Another serious problem is that sharding configuration is still somewhat immature, and it seems like every new release is described as "well it used to be bad, we finally fixed it". Here is an example: you pick a shard key that can't be split into small enough chunks, and now shard balancing silently fails. Ok, so you pick a better shard key, but you can't migrate shard keys, so you have to drop the collection and start again. Except dropping a collection distributed across a cluster is buggy, so you can't recreate the collection with the same name and a different shard key. So you just pick a new name for your collection, and you have this weird broken state for the original one sitting around forever unless you completely blast your cluster and start from scratch. This sort of thing is not fun!
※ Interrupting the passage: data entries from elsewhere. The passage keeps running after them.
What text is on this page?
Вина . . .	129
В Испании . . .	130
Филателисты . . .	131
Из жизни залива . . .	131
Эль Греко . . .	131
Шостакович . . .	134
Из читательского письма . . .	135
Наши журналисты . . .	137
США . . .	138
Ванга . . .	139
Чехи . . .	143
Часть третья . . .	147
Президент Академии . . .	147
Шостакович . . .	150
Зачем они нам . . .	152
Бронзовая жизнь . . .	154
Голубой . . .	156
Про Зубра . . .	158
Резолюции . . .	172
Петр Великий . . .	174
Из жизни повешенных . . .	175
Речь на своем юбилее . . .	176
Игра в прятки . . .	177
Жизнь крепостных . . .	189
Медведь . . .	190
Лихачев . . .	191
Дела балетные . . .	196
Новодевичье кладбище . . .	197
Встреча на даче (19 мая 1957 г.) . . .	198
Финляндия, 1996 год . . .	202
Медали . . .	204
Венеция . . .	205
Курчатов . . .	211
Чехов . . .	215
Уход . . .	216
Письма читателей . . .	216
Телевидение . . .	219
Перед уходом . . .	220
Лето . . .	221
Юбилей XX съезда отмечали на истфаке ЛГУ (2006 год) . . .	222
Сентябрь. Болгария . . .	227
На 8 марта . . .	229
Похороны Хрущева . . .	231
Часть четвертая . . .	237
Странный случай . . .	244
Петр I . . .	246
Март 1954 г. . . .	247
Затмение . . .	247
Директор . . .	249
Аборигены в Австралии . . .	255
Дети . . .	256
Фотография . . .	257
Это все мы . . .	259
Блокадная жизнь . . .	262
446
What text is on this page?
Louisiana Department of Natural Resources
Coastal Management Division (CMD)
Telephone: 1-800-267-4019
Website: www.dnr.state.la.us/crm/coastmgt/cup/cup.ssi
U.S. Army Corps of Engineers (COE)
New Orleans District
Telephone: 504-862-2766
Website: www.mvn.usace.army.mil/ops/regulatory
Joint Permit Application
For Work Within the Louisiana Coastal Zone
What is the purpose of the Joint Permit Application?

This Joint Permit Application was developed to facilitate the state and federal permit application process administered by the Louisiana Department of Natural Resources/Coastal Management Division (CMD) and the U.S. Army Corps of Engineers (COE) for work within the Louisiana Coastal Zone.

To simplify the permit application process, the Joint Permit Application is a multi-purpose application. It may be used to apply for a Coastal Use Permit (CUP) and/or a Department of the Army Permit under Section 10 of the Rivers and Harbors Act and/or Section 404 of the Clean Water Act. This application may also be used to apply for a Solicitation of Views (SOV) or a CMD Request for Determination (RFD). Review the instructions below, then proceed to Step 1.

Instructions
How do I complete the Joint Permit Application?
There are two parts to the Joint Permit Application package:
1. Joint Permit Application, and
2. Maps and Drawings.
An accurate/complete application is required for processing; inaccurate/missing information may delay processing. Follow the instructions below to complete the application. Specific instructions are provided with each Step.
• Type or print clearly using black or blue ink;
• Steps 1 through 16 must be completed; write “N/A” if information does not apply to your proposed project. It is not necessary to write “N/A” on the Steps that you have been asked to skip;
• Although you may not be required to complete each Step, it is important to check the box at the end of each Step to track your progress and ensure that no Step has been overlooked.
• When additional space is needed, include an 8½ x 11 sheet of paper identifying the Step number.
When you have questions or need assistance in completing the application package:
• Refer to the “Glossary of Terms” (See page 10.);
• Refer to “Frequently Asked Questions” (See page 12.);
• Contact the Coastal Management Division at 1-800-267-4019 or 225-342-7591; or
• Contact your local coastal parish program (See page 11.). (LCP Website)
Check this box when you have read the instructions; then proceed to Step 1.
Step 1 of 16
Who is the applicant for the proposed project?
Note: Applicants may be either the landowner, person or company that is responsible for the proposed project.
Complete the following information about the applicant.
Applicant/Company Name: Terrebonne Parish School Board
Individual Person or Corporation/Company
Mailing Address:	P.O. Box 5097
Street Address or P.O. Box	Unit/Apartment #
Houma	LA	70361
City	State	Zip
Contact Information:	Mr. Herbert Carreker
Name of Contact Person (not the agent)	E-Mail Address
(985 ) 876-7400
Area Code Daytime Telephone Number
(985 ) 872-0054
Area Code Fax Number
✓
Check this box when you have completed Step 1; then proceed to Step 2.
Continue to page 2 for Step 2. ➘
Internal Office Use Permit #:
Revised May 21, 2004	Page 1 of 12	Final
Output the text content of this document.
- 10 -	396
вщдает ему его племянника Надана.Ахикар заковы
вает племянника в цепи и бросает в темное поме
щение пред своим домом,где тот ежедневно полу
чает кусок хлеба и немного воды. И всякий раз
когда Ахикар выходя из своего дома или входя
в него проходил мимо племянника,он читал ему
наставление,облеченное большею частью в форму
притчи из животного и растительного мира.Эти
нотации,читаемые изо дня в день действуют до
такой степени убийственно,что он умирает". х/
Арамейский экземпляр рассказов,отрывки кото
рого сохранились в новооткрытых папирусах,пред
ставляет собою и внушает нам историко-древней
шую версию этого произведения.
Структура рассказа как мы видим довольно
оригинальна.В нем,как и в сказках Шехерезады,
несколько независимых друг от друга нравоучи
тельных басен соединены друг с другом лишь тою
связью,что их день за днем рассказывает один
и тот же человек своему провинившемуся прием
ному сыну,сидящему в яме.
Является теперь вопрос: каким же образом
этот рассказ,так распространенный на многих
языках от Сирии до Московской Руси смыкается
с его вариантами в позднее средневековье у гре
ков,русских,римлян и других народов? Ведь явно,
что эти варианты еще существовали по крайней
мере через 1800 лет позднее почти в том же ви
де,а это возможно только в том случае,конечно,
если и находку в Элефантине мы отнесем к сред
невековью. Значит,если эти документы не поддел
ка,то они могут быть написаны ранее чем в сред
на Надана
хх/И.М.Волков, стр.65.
Mongo has many pros and cons, personally I think its real advantage is simplicity for developers which makes it worth putting up with the other stuff. Sorry for being long winded, hopefully this has been useful.

[emin-gun-sirer]

I'm the author of the blog post, and just saw this resubmission on HN. Just wanted to quickly touch upon some of these points:

* "It lies." Mongo lied at the time I wrote the post, and while the default has been changed, the "this entire point is no longer a concern" seems overly optimistic. See here for further details where successful writes are lost: http://aphyr.com/posts/284-call-me-maybe-mongodb

* "It's slow." We have indeed benchmarked Mongo's behavior, and, even though developers give up on consistency and fault-tolerance by using MongoDB, they don't get high performance in return for their tradeoff: http://hyperdex.org/performance/

* "It doesn't work pipelined / it doesn't work multithreaded." I don't quite see a correctness argument here. I read through the sources of the Java driver at the time I wrote the blog post. If you follow the pattern described in the link you provided (java-concurrency), you will find that thread A can issue getLastError and receive results for thread B's operations. That is broken. The word "thread-safe" does not mean what you think it means. "People use it without ill effects" isn't as strong an argument as "I read through the code and it looks broken." Further, when 10gen responded to this blog post, they were unable to refute the technical point: http://hackingdistributed.com/2013/02/07/10gen-response/

* "WriteConcerns are broken." Check out the Jepsen test, the last subsection: http://aphyr.com/posts/284-call-me-maybe-mongodb

Agreed that Mongo's simplicity is a big draw for many developers new to NoSQL. Sadly, the system provides very weak properties, and applications built on top end up having even weaker properties still.